Social media labels would be worse than cigarette labels
Last week, Vivek Murthy, surgeon general of the United States, warned that the use of social media among adolescents has contributed to a surge in anxiety and depression. In a widely read op-ed, he argued that Congress should take action, forcing the social media giants to attach warning labels on their products in much the same ways that it did with cigarette makers.
This may sound like a good idea, but the history of cigarette labels suggests otherwise. That earlier effort at warning consumers underscores how such well-intentioned measures can easily end up serving the interests of the corporations they were meant to regulate.
In the 1950s, scientific consensus was finally coalescing around the dangers of tobacco as a series of studies — some conducted under the auspices of the nation’s Public Health Service — established a clear connection between smoking and lung cancer.
But the industry fought back, sowing doubt about the research and hiring doctors to argue that their products were safe. The turning point came in 1964, when a special committee appointed by President John F. Kennedy published a report that laid out an incontrovertible case that smoking was behind not only lung cancer, but a host of other ills.
The report gave regulators at the Federal Trade Commission a rationale to act. The agency, which regulated false or misleading product claims, argued that the tobacco companies would commit “an unfair or deceptive act” if they failed to disclose in advertising and on packaging that “cigarette smoking is dangerous to health and may cause death from cancer and other diseases.”

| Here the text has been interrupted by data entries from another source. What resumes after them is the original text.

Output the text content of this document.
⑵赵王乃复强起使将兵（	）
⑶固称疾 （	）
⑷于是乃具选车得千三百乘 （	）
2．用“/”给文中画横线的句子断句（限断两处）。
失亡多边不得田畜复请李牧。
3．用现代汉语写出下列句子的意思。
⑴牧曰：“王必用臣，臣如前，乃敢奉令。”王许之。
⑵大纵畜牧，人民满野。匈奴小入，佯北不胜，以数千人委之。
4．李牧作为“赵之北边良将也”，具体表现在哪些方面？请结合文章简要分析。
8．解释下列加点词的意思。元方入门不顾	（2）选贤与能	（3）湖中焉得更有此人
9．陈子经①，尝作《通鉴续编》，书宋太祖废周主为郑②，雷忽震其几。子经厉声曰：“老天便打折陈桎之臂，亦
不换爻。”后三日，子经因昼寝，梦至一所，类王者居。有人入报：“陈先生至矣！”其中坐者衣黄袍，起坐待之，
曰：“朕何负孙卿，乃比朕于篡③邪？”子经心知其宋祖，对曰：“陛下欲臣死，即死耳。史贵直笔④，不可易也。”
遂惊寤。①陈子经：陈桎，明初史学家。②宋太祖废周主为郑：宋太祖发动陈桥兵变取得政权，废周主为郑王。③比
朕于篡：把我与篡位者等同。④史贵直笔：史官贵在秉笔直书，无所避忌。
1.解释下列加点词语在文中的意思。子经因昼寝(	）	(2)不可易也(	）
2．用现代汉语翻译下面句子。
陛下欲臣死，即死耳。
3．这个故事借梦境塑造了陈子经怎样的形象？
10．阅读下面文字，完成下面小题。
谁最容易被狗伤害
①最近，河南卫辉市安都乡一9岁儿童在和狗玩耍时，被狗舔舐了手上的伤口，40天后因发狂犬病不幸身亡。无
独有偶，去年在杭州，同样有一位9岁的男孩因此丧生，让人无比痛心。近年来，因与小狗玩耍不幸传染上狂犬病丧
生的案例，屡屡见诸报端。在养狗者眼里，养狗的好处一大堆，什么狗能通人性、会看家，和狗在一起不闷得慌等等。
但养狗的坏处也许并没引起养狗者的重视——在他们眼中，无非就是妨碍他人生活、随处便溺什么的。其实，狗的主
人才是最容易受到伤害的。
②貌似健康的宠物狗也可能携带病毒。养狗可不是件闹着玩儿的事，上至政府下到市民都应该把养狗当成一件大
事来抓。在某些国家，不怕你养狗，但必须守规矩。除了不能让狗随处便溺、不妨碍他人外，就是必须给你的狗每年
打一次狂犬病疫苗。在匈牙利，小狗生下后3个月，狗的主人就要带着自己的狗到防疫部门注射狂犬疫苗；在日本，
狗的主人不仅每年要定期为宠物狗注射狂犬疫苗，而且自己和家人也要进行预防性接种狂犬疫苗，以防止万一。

Lawyers advising the cigarette companies warned that the industry would soon be forced to accept some kind of labeling. In fact, a number of state legislatures soon started introducing bills that regulated the promotion of cigarettes. At the same time, some smokers who blamed the companies for cancer and other health issues started filing lawsuits. Confronted with these challenges, the tobacco industry shifted strategy.
In his account of this period, historian Allan Brandt has described how the tobacco industry turned the tables on its critics. “If the industry could not avoid government action,” Brandt writes, “it could ensure that … action was taken in their preferred venue: the U.S. Congress.”
The industry knew it had allies in Congress who might help dilute the impact of warning labels; tobacco lobbyists worked closely with them to draft relatively innocuous language that would appear on every package of cigarettes: “Smoking may be hazardous to your health.”
But as Brandt has demonstrated, the strategy of enlisting Congress went well beyond political alliances. The lawyers who conceived of this strategy also did so because federal legislation about warning labels would effectively preempt other ways of holding the companies responsible.
This strategy of preemption, Brandt observes, meant several things. First, if the tobacco companies could get Congress to take the lead on warning labels, it could essentially forbid individual states from doing the same. In practice, this tied the hands of progressive states who wanted to force companies to be more explicit about the risks of cigarettes.
At the same time, with Congress taking the lead, the tobacco companies simultaneously preempted the regulatory authority of government agencies; the final version of the legislation explicitly forbade the FTC from exercising any regulatory oversight over the cigarette makers.
Finally, the labels preempted potential lawsuits. As Brandt notes: “Among the many advantages of legislation requiring a label was that it allowed the industry to insist — in court if necessary — that claims against the companies for negligence and deception were now moot.” The proposed labels ensured that smokers had been warned. If they got lung cancer, it was their own fault.
The Federal Cigarette Labeling and Advertising Act of 1965 delivered everything that the tobacco industry wanted. It preserved the fiction that no scientific consensus existed — “smoking may be hazardous to your health” — while simultaneously thwarting federal regulators. Most importantly, it effectively stopped smokers from filing lawsuits against the companies.
This was well understood at the time. After the bill passed, the New York Times described the legislation as having protected “the economic health of the tobacco industry by freeing it of proper regulation.” In fact, a year later, rates of smoking, which briefly dipped after the 1964 report, had hit new all-time highs.
And while smoking has finally fallen out of fashion in recent years — due in part to the spread of vaping — warning labels, even graphic ones, seem to have had little effect. Instead, the warnings’ lasting impact has been tobacco companies’ ability to dodge scrutiny and responsibility for decades.
This sorry episode holds lessons for today. While scientists eventually reached an accepted consensus on the ills of smoking, no such agreement exists about the effects of social media. This means that any warning label will be provisional, tentative and ambiguous, much like the one crafted by the tobacco companies nearly 60 years ago. Once in place, such a label would almost certainly complicate efforts to hold the tech companies responsible via other avenues, including federal regulation, state laws and individual lawsuits.
Or to distill this into a package-size label: “Warning: enlisting Congress to put ambiguous declarations of danger on products will achieve nothing while simultaneously shielding the companies responsible.”
Stephen Mihm, a professor of history at the University of Georgia, is co-author of “Crisis Economics: A Crash Course in the Future of Finance.”